Incumbent county councilwoman hasn't even been on dais that long
NEW SMYRNA BEACH -- County Councilwoman Deb Denys brags in a recent campaign mailer that she "voted against tax increases two years in a row," which is impossible since she hasn't even been in office long enough to even come close to completing a second annual budget cycle.
The fiscal 2015 budget year doesn't start until Oct. 1. And the council hasn't yet even held the first of two public hearings on the budget and doesn't even convene again until Sept. 5.
But her Aug. 12 mailer continues the tall tale with: "Deb is looking out for us -- she stood strong as the only member of the County Council to vote against tax increases time and again."
For her bald-faced lie, Denys gets an F- in the Headline Surfer® "Making the Grade" political notebook. Let's just call her out for what she has shown herself to be with her own campaign literature, which by law, she has to approve before it is mailed: "Liar, liar, pants on fire!"
This top-listed statement in the mailer definitive statement to the citizens of district 3 -- New Smyrna Beach, Edgewater, Oak Hill, Port Orange and parts of Osteen and Lake Helen -- where she claims to be looking out for them is laughable and pathetic.
Denys did have a say so on setting the TRIM notice or what is known as Truth in Millage, which actually carries an increase of .365 mills. Denys and five of her colleagues -- Pat Patterson of DeLand, at-large Councilwoman Joyce Cusack of DeLand, Councilwoman Pat Northey of Deltona, Councilman Doug Daniels of Ormond Beach and Councilman Joshua Wagner of Daytona Beach.
With the vote, an additional $2.5 million in revenue will be generated to cover overtime for 249 unionized county firefighters. Denys, Patterson, Northey and Cusack are all in the primary. Because Norhey is term-limited, in her Deltona seat, she's challenging Cusack as is Deltona City Commissioner Webster Barnaby.
But with Tuesday's primary now less than 24 hours away, the last thing Denys can afford to have happen is to be shown for what she truly is: Smug, defiant and under the illusion that the big money thrown her way by the insiders like Hyatt Brown, Mori Hosseini and their colleague on the board of International Speedway, Lesa France Kennedy, the ISC boss in charge of Daytona International Speedway and a dozen other tracks with the France family's stronghold on NASCAR as well.
But Denys' biggest threat to re-election, Edgewater's Justin Kennedy, himself the victim of an attack PAC mailer that was traced to Hosseini when it hit mailboxes a couple of days ago, believes she is desperate.
"She'll do anything to win like she has in attacking me and my family -- a married man with five children to support," Kennedy said. "For her to lie like this shows the desperation she must be feeling inside knowing she has to resort to these cutthroat tactics to stay in office. You have to ask yourself: Is it really worth it by resorting to outright lies?"
But Denys' biggest threat to re-election, Edgewater's Justin Kennedy, himself the victin of an attack PAC mailer that was traced to Mori Hosseini when it hit mailboxes a couple of days ago, believes she is desperate.

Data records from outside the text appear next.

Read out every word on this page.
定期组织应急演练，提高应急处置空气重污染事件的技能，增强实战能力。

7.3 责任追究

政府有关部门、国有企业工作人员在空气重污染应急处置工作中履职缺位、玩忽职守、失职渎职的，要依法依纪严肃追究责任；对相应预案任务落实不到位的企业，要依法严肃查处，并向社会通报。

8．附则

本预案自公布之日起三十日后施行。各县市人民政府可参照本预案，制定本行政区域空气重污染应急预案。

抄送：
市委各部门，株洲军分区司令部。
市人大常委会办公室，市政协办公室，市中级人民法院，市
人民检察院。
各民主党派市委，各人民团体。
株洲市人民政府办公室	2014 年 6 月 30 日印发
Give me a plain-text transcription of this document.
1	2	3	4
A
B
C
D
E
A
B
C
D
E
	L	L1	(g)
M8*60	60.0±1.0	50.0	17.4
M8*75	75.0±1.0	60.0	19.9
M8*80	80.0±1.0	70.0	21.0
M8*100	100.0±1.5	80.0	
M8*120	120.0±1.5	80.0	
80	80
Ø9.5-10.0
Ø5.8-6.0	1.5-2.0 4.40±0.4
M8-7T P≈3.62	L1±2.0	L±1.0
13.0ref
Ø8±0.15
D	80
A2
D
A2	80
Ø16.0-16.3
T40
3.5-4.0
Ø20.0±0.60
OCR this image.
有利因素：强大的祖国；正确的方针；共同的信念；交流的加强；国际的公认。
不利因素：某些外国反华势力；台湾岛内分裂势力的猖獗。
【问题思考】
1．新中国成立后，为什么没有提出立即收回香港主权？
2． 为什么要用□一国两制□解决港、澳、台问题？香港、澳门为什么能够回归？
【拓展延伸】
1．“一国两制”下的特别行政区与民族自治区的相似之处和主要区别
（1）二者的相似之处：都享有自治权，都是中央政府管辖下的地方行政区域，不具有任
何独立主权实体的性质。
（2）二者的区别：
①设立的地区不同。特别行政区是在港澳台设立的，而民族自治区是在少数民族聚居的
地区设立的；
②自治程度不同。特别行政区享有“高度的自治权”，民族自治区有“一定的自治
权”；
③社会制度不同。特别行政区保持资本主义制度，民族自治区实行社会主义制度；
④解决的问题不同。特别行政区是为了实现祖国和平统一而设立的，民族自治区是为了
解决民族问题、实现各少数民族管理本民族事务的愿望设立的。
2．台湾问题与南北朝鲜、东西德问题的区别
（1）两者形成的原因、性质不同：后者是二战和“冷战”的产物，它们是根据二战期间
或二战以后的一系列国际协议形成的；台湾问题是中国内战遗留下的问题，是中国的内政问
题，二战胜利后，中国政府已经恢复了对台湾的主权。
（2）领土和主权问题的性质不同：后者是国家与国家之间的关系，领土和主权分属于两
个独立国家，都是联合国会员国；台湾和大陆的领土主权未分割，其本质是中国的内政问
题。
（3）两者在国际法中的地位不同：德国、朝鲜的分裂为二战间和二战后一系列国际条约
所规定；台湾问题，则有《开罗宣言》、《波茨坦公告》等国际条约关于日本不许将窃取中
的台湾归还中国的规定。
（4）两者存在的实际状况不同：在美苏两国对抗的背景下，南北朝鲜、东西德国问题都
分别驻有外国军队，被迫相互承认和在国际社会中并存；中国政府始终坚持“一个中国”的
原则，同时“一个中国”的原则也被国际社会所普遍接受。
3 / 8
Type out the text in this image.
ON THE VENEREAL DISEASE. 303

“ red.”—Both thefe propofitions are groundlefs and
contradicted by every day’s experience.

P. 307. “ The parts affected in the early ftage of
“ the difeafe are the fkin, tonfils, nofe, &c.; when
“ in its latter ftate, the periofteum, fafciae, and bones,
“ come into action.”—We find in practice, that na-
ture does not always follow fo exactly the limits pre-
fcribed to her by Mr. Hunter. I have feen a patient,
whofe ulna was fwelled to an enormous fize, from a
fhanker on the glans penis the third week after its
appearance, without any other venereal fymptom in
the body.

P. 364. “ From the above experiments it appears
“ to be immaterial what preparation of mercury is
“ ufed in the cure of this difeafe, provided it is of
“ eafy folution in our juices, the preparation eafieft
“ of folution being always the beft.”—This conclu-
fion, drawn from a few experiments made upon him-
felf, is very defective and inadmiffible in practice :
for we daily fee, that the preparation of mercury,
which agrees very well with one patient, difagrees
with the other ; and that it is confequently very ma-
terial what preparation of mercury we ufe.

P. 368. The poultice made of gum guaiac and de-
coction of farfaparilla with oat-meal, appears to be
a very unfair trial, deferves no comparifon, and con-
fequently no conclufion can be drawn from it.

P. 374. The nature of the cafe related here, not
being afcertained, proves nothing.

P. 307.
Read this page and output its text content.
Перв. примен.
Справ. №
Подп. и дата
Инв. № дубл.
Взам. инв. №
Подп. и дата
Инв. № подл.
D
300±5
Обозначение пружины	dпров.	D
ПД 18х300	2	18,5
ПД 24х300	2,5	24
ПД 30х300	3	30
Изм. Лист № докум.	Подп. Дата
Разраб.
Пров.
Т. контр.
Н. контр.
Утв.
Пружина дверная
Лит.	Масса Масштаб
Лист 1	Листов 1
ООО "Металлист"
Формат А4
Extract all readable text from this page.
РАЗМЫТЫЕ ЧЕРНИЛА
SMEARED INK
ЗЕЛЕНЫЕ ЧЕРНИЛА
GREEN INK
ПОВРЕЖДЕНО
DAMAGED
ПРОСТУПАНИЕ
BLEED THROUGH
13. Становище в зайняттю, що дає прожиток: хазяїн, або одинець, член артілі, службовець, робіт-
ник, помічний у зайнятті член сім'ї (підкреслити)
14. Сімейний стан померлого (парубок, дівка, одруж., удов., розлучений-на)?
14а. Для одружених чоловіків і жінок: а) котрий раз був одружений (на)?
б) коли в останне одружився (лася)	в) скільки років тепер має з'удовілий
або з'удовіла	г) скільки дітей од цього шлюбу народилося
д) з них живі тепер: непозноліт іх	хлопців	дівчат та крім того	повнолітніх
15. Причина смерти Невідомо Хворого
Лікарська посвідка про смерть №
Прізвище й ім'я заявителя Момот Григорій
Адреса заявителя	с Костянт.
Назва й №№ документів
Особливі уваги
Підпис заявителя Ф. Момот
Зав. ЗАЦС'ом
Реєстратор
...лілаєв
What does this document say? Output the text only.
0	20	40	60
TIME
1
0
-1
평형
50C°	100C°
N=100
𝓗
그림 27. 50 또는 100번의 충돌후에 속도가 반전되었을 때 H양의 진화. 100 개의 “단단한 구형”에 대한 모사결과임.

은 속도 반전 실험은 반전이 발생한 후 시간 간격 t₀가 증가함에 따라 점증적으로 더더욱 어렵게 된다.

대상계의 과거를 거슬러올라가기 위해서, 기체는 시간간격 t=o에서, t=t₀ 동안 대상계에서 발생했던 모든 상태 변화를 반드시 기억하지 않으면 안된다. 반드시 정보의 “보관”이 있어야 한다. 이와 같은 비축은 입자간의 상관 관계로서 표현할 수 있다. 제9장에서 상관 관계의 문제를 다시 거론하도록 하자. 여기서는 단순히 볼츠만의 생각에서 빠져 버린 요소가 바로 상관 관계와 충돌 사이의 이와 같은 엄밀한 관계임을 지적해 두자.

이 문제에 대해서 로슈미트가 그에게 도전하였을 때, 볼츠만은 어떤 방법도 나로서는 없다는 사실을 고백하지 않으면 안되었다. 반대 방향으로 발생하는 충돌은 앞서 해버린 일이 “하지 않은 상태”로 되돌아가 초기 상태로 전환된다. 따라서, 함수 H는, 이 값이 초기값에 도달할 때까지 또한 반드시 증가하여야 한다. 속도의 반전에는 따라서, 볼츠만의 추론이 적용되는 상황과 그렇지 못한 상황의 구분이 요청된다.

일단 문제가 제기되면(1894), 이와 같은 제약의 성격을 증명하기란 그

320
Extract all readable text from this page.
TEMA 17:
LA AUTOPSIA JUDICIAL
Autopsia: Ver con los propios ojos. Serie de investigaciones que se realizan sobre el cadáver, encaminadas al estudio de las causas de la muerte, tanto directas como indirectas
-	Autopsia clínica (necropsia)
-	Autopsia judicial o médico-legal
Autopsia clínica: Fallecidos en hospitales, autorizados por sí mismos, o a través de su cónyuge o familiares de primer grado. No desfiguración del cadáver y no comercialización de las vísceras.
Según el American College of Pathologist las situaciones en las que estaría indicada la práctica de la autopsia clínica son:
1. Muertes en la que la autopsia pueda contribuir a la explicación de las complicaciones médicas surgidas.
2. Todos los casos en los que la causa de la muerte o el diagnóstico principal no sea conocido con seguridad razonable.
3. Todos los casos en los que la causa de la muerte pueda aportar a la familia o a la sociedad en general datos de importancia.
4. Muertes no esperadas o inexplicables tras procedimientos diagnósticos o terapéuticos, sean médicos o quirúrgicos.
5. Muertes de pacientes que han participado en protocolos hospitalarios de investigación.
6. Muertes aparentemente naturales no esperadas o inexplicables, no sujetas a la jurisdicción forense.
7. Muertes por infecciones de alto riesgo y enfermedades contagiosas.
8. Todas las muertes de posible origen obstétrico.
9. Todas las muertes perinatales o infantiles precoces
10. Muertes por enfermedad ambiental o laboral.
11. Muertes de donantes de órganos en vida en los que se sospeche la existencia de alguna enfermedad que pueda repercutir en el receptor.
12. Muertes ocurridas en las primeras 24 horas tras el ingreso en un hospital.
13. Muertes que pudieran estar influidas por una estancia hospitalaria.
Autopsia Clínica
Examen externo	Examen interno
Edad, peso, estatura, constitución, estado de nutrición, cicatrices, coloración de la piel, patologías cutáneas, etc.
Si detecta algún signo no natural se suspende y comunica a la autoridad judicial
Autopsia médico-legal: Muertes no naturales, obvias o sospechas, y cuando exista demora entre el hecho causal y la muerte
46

"She'll do anything to win like she has in attacking me and my family -- a married man with five children to support" Kennedy said. "For her to lie like this shows the desperation she must be feeling inside knowing she has to resort to these cutthroat tactics to stay in office. You have to ask yourself: Is it really worth it by resorting to outright lies?"
Denys mailing makes two additional climbs -- neither of which she supports with facts or documentation because she has none. Her are her final two points, neither of which she can substantiate:
The latter two points are equally as outrageous as the first because she doesn't back any of it up with facts. To the contrary, she justified to the Daytona Beach News-Journal, Southeast Volusia Advertising Authority Executive Director Carl Watson's use of the tourism entity's credit card to the for free lunches for himself and others at a cost of $162.10.
And when the auditors caught it, Denys said Watson should be given a free pass because he came from a private chamber background where such things were free. However, the county attorney's office cited written policies and procedures that he was instructed to follow. And because he ran up the card, he was forced to reimburse the SVAA.
Denys also was responsible for having Palmer Wilson removed, saying in part, "We have to finish this," without explaining what she meant, from his seat and chairmanship of the SVAA board in October.
That's because Wilson was holding the line on not doling out bed tax monies to merchants as instructed by the county manager's office in the wake of the scandal involving a director fired two years ago before Wilson was appointed to the tourism board by then-County Chair Frank Bruno.
Wilson was re-appointed for another one-year by term by Jason Davis after he succeeded Bruno by virtue of winning election in 2012.